A Nobel Memorial Prize winner in Economic Sciences, Markowitz developed the HM Model or Mean Variance Model which is designed to show investors how to reduce risk.

It also could prove beneficial to traders.”It is useful to be able to predict impending stock volatility levels - as it enables trading firms to tune the selection and configuration of automated trading strategies to be the most effective in the market conditions,” says Dr. John C. Bates, chief technology officer, Progress Software.

“For instance, a trader may use market volatility to tune the way algorithms participate in the market, based, for example, on the relative movements of share prices versus their sector, index, future, or the balance of buy and sell orders in the market,” Bates notes. “An algorithm can respond differently depending on whether a share price is developing favorable or adverse short-term momentum. If, for example, a stock is favorably or adversely mispriced, based on your real-time analysis, an algorithm might increase or decrease its trade sizes accordingly. “

The patent covers:  

1. a method comprising:

receiving high frequency trading and pricing data for a security;

estimating current volatility of price of said security based on said high frequency trading and pricing data;

forecasting future volatility of said price using two or more volatility forecasting models;

back-testing each of said two or more models out-of-sample;

ranking said two or more models in terms of reliability of each of said models, over a recent period of time, for said security; and

reporting volatility forecasts of each of said models to a user, along with each model's reliability ranking.

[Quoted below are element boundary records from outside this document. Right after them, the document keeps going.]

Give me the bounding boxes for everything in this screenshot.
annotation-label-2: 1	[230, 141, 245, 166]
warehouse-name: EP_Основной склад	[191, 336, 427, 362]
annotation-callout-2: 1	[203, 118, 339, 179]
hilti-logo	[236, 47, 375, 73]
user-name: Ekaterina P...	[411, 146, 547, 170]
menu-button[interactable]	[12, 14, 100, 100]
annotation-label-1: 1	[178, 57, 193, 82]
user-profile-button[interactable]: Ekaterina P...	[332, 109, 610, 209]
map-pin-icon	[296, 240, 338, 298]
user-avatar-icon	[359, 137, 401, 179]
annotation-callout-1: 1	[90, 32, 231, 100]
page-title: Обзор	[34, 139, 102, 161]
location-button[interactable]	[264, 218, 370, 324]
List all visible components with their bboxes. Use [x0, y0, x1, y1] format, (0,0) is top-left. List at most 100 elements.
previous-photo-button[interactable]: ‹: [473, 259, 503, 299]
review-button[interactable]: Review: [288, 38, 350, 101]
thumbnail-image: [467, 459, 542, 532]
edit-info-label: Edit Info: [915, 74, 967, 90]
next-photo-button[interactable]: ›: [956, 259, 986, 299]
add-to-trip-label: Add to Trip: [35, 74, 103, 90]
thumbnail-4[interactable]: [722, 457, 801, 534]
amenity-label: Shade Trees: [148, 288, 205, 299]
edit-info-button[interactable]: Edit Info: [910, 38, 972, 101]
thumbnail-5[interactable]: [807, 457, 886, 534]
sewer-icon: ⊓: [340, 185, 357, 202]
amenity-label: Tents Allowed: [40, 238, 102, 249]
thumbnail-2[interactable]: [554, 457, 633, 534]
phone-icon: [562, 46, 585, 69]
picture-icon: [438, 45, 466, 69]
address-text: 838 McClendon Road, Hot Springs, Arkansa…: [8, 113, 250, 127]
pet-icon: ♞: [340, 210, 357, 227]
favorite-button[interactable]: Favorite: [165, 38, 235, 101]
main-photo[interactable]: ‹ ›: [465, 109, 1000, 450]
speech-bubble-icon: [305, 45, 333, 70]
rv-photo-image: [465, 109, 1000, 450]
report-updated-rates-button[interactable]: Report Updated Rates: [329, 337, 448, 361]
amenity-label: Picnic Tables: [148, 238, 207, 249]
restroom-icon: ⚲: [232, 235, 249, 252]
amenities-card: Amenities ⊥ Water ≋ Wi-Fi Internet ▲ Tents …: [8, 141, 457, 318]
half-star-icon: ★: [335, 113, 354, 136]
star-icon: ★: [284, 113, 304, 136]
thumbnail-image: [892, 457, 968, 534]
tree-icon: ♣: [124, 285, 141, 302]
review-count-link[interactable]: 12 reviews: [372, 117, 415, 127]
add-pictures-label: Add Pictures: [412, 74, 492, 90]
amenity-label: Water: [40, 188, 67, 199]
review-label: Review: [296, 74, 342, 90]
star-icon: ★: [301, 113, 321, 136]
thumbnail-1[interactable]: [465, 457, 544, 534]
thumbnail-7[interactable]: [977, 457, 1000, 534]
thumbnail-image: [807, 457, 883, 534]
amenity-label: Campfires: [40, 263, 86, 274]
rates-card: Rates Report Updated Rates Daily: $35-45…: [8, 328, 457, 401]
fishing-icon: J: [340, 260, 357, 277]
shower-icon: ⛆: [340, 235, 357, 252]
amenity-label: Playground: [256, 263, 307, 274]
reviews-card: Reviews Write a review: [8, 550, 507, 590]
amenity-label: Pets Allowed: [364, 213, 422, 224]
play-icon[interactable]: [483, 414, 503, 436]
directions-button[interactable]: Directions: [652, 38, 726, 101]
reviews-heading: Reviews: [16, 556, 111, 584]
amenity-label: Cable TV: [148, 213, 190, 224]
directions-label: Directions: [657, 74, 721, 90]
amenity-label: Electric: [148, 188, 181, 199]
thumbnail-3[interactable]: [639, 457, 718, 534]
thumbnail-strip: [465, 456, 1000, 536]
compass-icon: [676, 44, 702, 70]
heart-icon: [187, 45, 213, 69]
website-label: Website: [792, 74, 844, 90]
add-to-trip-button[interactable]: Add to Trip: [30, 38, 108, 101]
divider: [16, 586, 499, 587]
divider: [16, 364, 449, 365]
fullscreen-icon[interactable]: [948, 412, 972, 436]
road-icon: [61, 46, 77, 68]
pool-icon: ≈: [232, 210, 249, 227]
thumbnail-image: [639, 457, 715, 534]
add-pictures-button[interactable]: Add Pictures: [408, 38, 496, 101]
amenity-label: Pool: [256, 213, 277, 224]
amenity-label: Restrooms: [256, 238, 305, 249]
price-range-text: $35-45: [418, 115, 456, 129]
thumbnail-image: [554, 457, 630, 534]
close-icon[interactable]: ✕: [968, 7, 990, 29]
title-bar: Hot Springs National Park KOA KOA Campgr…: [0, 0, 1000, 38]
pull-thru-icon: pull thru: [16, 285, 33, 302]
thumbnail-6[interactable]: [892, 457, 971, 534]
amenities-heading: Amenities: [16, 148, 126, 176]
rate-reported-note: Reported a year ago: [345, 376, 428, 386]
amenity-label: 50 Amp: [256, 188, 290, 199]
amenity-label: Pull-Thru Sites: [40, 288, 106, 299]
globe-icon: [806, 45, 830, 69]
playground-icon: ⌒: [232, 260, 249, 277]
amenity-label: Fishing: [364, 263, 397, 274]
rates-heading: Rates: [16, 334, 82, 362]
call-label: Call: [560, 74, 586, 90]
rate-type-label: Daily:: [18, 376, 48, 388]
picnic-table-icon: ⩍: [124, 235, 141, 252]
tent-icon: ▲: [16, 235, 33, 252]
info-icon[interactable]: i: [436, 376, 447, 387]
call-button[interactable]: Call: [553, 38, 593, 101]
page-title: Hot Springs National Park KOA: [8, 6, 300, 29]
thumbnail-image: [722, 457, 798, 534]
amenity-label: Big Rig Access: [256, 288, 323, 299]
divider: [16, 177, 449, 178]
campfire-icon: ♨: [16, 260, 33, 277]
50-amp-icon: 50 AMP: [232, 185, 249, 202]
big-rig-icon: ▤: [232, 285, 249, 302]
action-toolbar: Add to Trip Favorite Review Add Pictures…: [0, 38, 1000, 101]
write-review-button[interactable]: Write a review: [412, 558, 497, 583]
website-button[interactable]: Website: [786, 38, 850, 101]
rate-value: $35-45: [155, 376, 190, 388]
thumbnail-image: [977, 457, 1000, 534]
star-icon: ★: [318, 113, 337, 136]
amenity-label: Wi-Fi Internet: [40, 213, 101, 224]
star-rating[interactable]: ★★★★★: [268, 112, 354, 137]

2. A method as in claim 1, further comprising reporting a current volatility estimate for said security.

3. A method as in claim 1, wherein current volatility is estimated using historical volatility estimation.

4. A method as in claim 1, wherein current volatility is estimated using implied volatility estimation.

5. A method as in claim 1, wherein bid-ask bounce, missing trades, and overnight closes are taken into account when estimating current volatility of price of said security based on said high frequency trading and pricing data.